In that case, he would have either cut himself on me or traded with lemons. I would gratefully acknowledge receipt of his notification regarding the circumstance and its consequence of the invalidity of the acceptance date, and set him a deadline of 14 days after receipt to
1. requalify his message concerning the execution and duration of the provisional solution;
2. declare his choice whether he now wishes to initially carry out a partial acceptance;
3. make a binding statement about which extension period he requests; and
4. submit two proposals for a mutually agreed-upon date for the partial or final acceptance.
First of all, thank you very much for your detailed feedback.
So I should refuse the acceptance in writing and justify it with the missing heat pump and at the same time demand that he specifically respond to the points you mentioned within the 14-day deadline?
Exactly: where are you in the payment plan, which retention are we talking about, and which penalties have been agreed?

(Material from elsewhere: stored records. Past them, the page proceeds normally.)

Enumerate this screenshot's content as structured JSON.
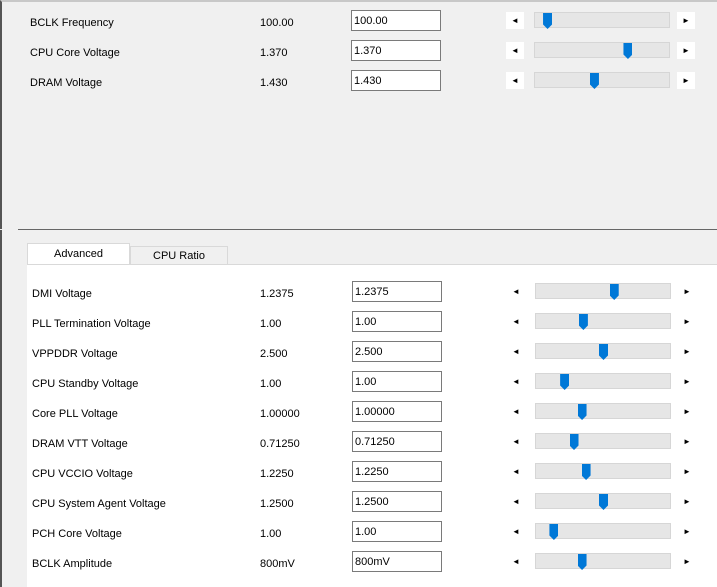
{
  "top_settings": [
    {
      "label": "BCLK Frequency",
      "value": "100.00",
      "input": "100.00",
      "slider": 0.09
    },
    {
      "label": "CPU Core Voltage",
      "value": "1.370",
      "input": "1.370",
      "slider": 0.69
    },
    {
      "label": "DRAM Voltage",
      "value": "1.430",
      "input": "1.430",
      "slider": 0.44
    }
  ],
  "tabs": [
    {
      "label": "Advanced",
      "active": true
    },
    {
      "label": "CPU Ratio",
      "active": false
    }
  ],
  "advanced_settings": [
    {
      "label": "DMI Voltage",
      "value": "1.2375",
      "input": "1.2375",
      "slider": 0.58
    },
    {
      "label": "PLL Termination Voltage",
      "value": "1.00",
      "input": "1.00",
      "slider": 0.35
    },
    {
      "label": "VPPDDR Voltage",
      "value": "2.500",
      "input": "2.500",
      "slider": 0.5
    },
    {
      "label": "CPU Standby Voltage",
      "value": "1.00",
      "input": "1.00",
      "slider": 0.21
    },
    {
      "label": "Core PLL Voltage",
      "value": "1.00000",
      "input": "1.00000",
      "slider": 0.34
    },
    {
      "label": "DRAM VTT Voltage",
      "value": "0.71250",
      "input": "0.71250",
      "slider": 0.28
    },
    {
      "label": "CPU VCCIO Voltage",
      "value": "1.2250",
      "input": "1.2250",
      "slider": 0.37
    },
    {
      "label": "CPU System Agent Voltage",
      "value": "1.2500",
      "input": "1.2500",
      "slider": 0.5
    },
    {
      "label": "PCH Core Voltage",
      "value": "1.00",
      "input": "1.00",
      "slider": 0.13
    },
    {
      "label": "BCLK Amplitude",
      "value": "800mV",
      "input": "800mV",
      "slider": 0.34
    }
  ],
  "icons": {
    "left": "◄",
    "right": "►"
  },
  "colors": {
    "thumb": "#0078d7"
  }
}
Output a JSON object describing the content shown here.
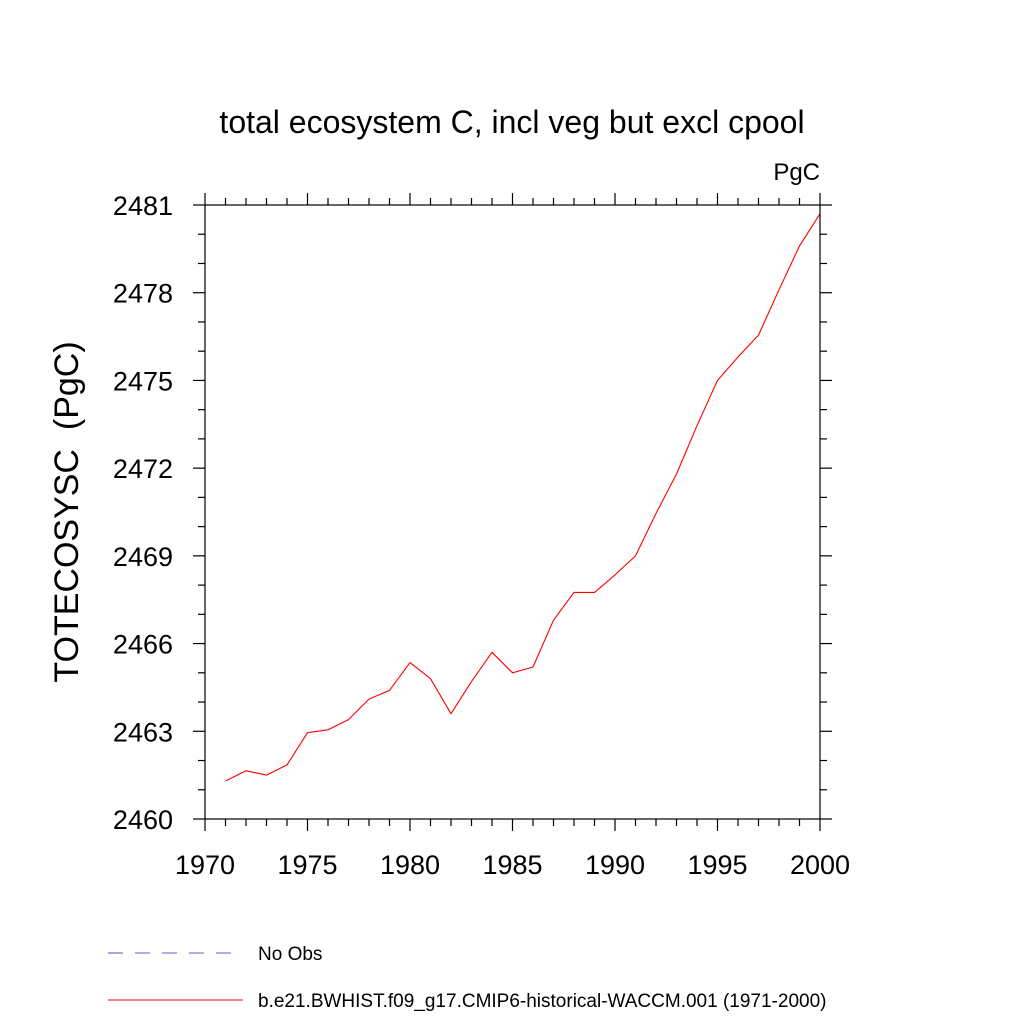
{
  "chart_data": {
    "type": "line",
    "title": "total ecosystem C, incl veg but excl cpool",
    "units_label": "PgC",
    "ylabel": "TOTECOSYSC  (PgC)",
    "xlabel": "",
    "xlim": [
      1970,
      2000
    ],
    "ylim": [
      2460,
      2481
    ],
    "x_ticks": [
      1970,
      1975,
      1980,
      1985,
      1990,
      1995,
      2000
    ],
    "x_tick_labels": [
      "1970",
      "1975",
      "1980",
      "1985",
      "1990",
      "1995",
      "2000"
    ],
    "x_minor_step": 1,
    "y_ticks": [
      2460,
      2463,
      2466,
      2469,
      2472,
      2475,
      2478,
      2481
    ],
    "y_tick_labels": [
      "2460",
      "2463",
      "2466",
      "2469",
      "2472",
      "2475",
      "2478",
      "2481"
    ],
    "y_minor_step": 1,
    "grid": false,
    "series": [
      {
        "name": "b.e21.BWHIST.f09_g17.CMIP6-historical-WACCM.001 (1971-2000)",
        "color": "#ff0000",
        "dash": "solid",
        "x": [
          1971,
          1972,
          1973,
          1974,
          1975,
          1976,
          1977,
          1978,
          1979,
          1980,
          1981,
          1982,
          1983,
          1984,
          1985,
          1986,
          1987,
          1988,
          1989,
          1990,
          1991,
          1992,
          1993,
          1994,
          1995,
          1996,
          1997,
          1998,
          1999,
          2000
        ],
        "y": [
          2461.3,
          2461.65,
          2461.5,
          2461.85,
          2462.95,
          2463.05,
          2463.4,
          2464.1,
          2464.4,
          2465.35,
          2464.8,
          2463.6,
          2464.7,
          2465.7,
          2465.0,
          2465.2,
          2466.8,
          2467.75,
          2467.75,
          2468.35,
          2469.0,
          2470.45,
          2471.8,
          2473.45,
          2475.0,
          2475.8,
          2476.55,
          2478.1,
          2479.6,
          2480.7
        ]
      }
    ],
    "legend": {
      "placement": "bottom",
      "entries": [
        {
          "label": "No Obs",
          "color": "#6a5acd",
          "dash": "dashed"
        },
        {
          "label": "b.e21.BWHIST.f09_g17.CMIP6-historical-WACCM.001 (1971-2000)",
          "color": "#ff0000",
          "dash": "solid"
        }
      ]
    }
  }
}
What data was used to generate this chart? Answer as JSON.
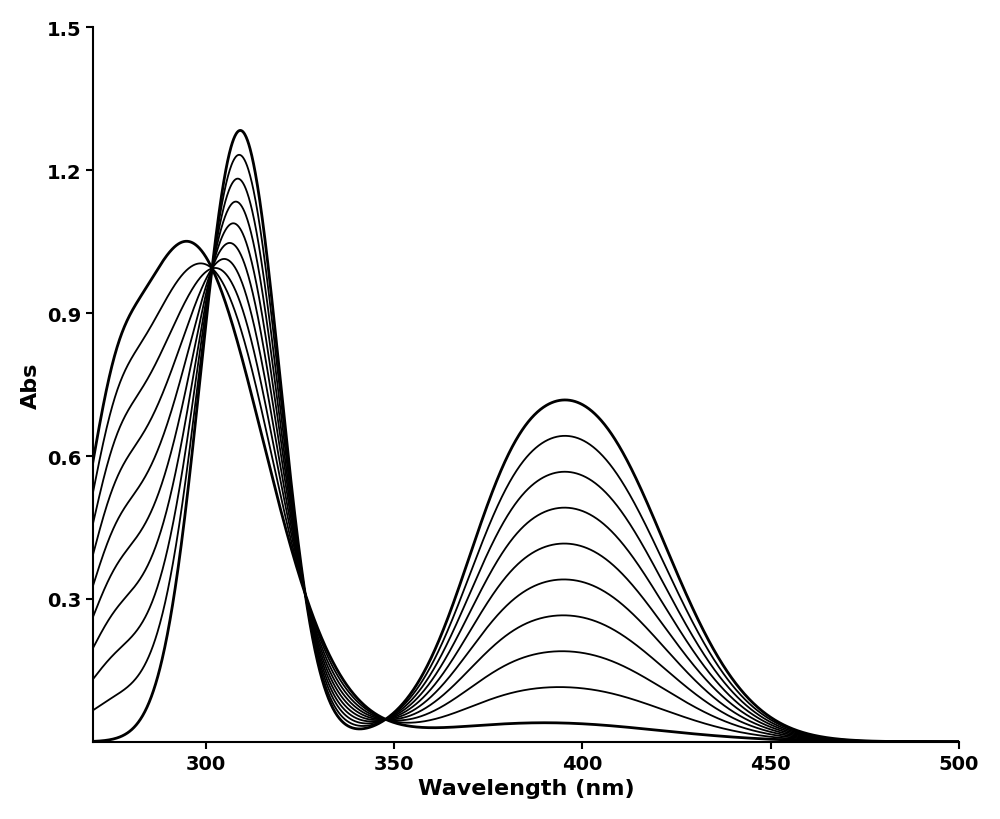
{
  "xlabel": "Wavelength (nm)",
  "ylabel": "Abs",
  "xlim": [
    270,
    500
  ],
  "ylim": [
    0,
    1.5
  ],
  "xticks": [
    300,
    350,
    400,
    450,
    500
  ],
  "yticks": [
    0.3,
    0.6,
    0.9,
    1.2,
    1.5
  ],
  "label_fontsize": 16,
  "tick_fontsize": 14,
  "line_color": "#000000",
  "background_color": "#ffffff",
  "n_curves": 10
}
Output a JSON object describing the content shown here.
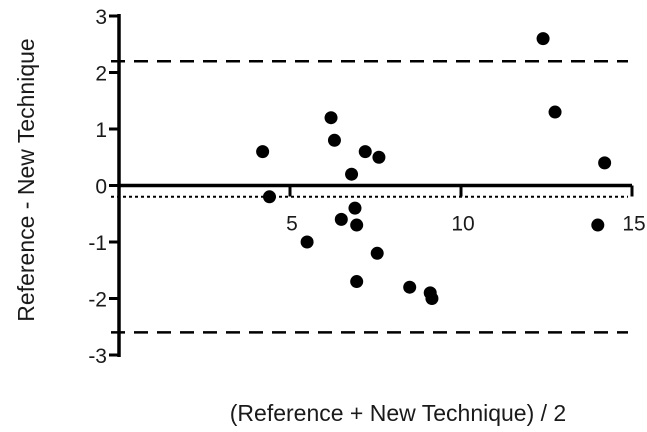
{
  "chart_data": {
    "type": "scatter",
    "xlabel": "(Reference + New Technique) / 2",
    "ylabel": "Reference - New Technique",
    "xlim": [
      0,
      15
    ],
    "ylim": [
      -3,
      3
    ],
    "xticks": [
      5,
      10,
      15
    ],
    "yticks": [
      3,
      2,
      1,
      0,
      -1,
      -2,
      -3
    ],
    "grid": false,
    "legend": "none",
    "reference_lines": [
      {
        "type": "upper-limit",
        "y": 2.2,
        "style": "dashed"
      },
      {
        "type": "mean-bias",
        "y": -0.2,
        "style": "dotted"
      },
      {
        "type": "lower-limit",
        "y": -2.6,
        "style": "dashed"
      }
    ],
    "points": [
      {
        "x": 4.2,
        "y": 0.6
      },
      {
        "x": 4.4,
        "y": -0.2
      },
      {
        "x": 5.5,
        "y": -1.0
      },
      {
        "x": 6.2,
        "y": 1.2
      },
      {
        "x": 6.3,
        "y": 0.8
      },
      {
        "x": 6.5,
        "y": -0.6
      },
      {
        "x": 6.8,
        "y": 0.2
      },
      {
        "x": 6.9,
        "y": -0.4
      },
      {
        "x": 6.95,
        "y": -0.7
      },
      {
        "x": 6.95,
        "y": -1.7
      },
      {
        "x": 7.2,
        "y": 0.6
      },
      {
        "x": 7.6,
        "y": 0.5
      },
      {
        "x": 7.55,
        "y": -1.2
      },
      {
        "x": 8.5,
        "y": -1.8
      },
      {
        "x": 9.1,
        "y": -1.9
      },
      {
        "x": 9.15,
        "y": -2.0
      },
      {
        "x": 12.4,
        "y": 2.6
      },
      {
        "x": 12.75,
        "y": 1.3
      },
      {
        "x": 14.0,
        "y": -0.7
      },
      {
        "x": 14.2,
        "y": 0.4
      }
    ],
    "colors": {
      "marker": "#000000",
      "axis": "#000000",
      "text": "#1a1a1a"
    }
  }
}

Most recently (in July), we made payment of installment E) according to the developer and brokerage contract amounting to 12.6% of the purchase price for the following work:
"After completion of the rough installation of the heating system, the electrical systems, ...".
Now the developer is simultaneously demanding payment of installment F) with the letter regarding the acceptance date. Without this, acceptance would not be carried out. Installment F) is due:
"after completion of the tiling work in the sanitary area and the façade work and after readiness for occupancy and simultaneously against handover of possession with 13.3%."
Oral statements from which source?
Currently, you actually hear a lot everywhere about delivery delays of heat pumps. In this respect, I tend to the assumption "in dubio pro reo" that there is indeed a genuine delivery bottleneck here. If you know the supplier, however, an inquiry whether this is actually the reason cannot hurt. If necessary, also talk to your lawyer as to whether he would consider you "authorized to apply on behalf of others" to have the solvency of the company judicially examined if needed.
The oral statement came from the developer.